At a more granular level, while the index for the least expensive third of the Bay Area market inched up 0.4 percent in August and was only down 1.5 percent versus the same time last year, the index for the middle tier of the market slipped 0.5 percent, and was down 2.6 percent, year-over-year, with the index for the top third of the market having ticked down 1.1 percent and 2.3 percent lower than at the same time last year and over 12 percent below peak.

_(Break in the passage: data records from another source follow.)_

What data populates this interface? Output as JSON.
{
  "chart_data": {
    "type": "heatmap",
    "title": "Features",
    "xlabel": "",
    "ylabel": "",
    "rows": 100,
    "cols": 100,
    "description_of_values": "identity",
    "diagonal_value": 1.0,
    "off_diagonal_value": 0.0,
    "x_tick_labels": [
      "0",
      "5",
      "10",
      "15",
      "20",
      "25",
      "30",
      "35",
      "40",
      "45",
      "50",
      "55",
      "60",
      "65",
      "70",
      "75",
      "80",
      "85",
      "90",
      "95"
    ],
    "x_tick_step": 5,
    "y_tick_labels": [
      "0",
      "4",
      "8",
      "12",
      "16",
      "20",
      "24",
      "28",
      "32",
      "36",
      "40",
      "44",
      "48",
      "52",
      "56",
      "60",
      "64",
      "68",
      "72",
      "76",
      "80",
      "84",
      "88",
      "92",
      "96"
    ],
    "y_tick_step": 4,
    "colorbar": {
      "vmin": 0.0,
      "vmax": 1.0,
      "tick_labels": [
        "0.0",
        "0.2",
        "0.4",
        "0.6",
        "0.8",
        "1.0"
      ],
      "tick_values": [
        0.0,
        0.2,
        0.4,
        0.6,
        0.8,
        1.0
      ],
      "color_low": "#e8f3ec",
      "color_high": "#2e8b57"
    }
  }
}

At the same time, the index for Bay Area condo values, which remains a leading indicator for the market as a whole, was unchanged in August but down 3.7 percent on a year-over-year basis, with the indexes for Los Angeles, Chicago and New York all recording year-over-year gains of 2.3 percent, 4.6 percent and 1.3 percent respectively.
And while the index for San Francisco slipped, the national home price index inched up 0.4 percent from July to August and was 2.6 percent higher than at the same time last year, with Chicago up 5.0 percent, closely followed by New York (up 4.98 percent) and Detroit (up 4.8 percent), versus the 2.5 percent decline for San Francisco, a 3.9 percent year-over-year decline for Phoenix, and a 4.9 percent year-over-year decline for Las Vegas, with the average rate for a benchmark 30-year mortgage having ticked up another 60 basis points since.
Our standard SocketSite S&P/Case-Shiller footnote: The S&P/Case-Shiller home price indices include San Francisco, San Mateo, Marin, Contra Costa and Alameda in the “San Francisco” index (i.e., greater MSA) and are imperfect in factoring out changes in property values due to improvements versus appreciation (although they try their best).